M. Vandame. C'est très vrai !

M. Jules Dansette. ... l'insuffisance de la morale enseignée aux enfants (Très bien ! très bien .' à droite), l'alcoolisme, l'impuissance de la répression à tous les degrés de l'ordre judiciaire, l'extension indéfinie des circonstances atténuantes, l'usage constant et finalement abusif de la loi de sursis, la fréquente application de la libération conditionnelle, l'adoucissement du régime des maisons centrales, et enfin le soin que prennent les tribunaux à ne pas appliquer la loi de relégation. Eh bien ! Je dis que devant cet abaissement général des barrières qui limitaient le champ de la criminalité, ce serait commettre une grave imprudence que de toucher à la clef de voûte de l'organisation pénale, à la peine de mort.
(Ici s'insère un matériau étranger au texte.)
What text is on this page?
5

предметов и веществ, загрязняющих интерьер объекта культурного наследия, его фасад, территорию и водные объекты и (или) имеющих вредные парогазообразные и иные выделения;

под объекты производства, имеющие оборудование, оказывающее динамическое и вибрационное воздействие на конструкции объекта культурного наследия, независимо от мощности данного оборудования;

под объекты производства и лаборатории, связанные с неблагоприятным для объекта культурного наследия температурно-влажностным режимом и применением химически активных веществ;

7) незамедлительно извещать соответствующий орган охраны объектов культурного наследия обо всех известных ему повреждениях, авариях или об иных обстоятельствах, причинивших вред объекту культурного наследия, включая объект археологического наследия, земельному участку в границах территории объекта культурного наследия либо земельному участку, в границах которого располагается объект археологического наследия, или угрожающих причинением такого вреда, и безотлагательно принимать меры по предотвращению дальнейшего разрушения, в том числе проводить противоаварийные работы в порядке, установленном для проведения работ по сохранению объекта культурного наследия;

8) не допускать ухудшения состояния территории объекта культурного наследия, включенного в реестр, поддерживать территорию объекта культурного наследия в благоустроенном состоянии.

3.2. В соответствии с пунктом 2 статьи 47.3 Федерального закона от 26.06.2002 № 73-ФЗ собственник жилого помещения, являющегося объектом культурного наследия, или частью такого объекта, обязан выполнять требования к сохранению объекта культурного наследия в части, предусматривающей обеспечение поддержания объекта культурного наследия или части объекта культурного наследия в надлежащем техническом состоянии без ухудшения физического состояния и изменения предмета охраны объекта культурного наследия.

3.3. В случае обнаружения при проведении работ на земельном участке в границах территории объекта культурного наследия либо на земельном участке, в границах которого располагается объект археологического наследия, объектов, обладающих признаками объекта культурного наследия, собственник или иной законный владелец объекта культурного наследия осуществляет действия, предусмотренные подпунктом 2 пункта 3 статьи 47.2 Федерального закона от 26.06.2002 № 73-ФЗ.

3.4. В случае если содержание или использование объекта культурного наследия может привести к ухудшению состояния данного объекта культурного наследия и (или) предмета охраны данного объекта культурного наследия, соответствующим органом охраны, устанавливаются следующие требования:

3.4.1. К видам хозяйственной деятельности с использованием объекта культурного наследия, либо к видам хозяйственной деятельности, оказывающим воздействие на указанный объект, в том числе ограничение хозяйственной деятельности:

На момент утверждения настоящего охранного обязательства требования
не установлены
Monsieur le Ministre, je vous épargne le soin de me convier à distinguer, comme vous l'avez fait pour plusieurs de mes collègues, entre les assassinats et les meurtres. Je me borne à prendre acte de la progression générale de la criminalité en tous genres, progression dont nous avions la sensation avant même d'en demander le témoignage aux statistiques, et de cette progression manifeste, tangible, indiscutablement inquiétante je conclus à la témérité grave de tout geste législatif qui découronnerait de son suprême échelon l'échelle présente de nos pénalités. (Très bien ! très bien ! à droite.)

Oui, je considérerais comme une abdication inexcusable de la part de la société actuelle le retrait de cette menace dernière suspendue sur la tête des candidats au crime, chaque jour plus nombreux, et je redoute d'autant plus cette abdication qu'elle ne serait pas la dernière.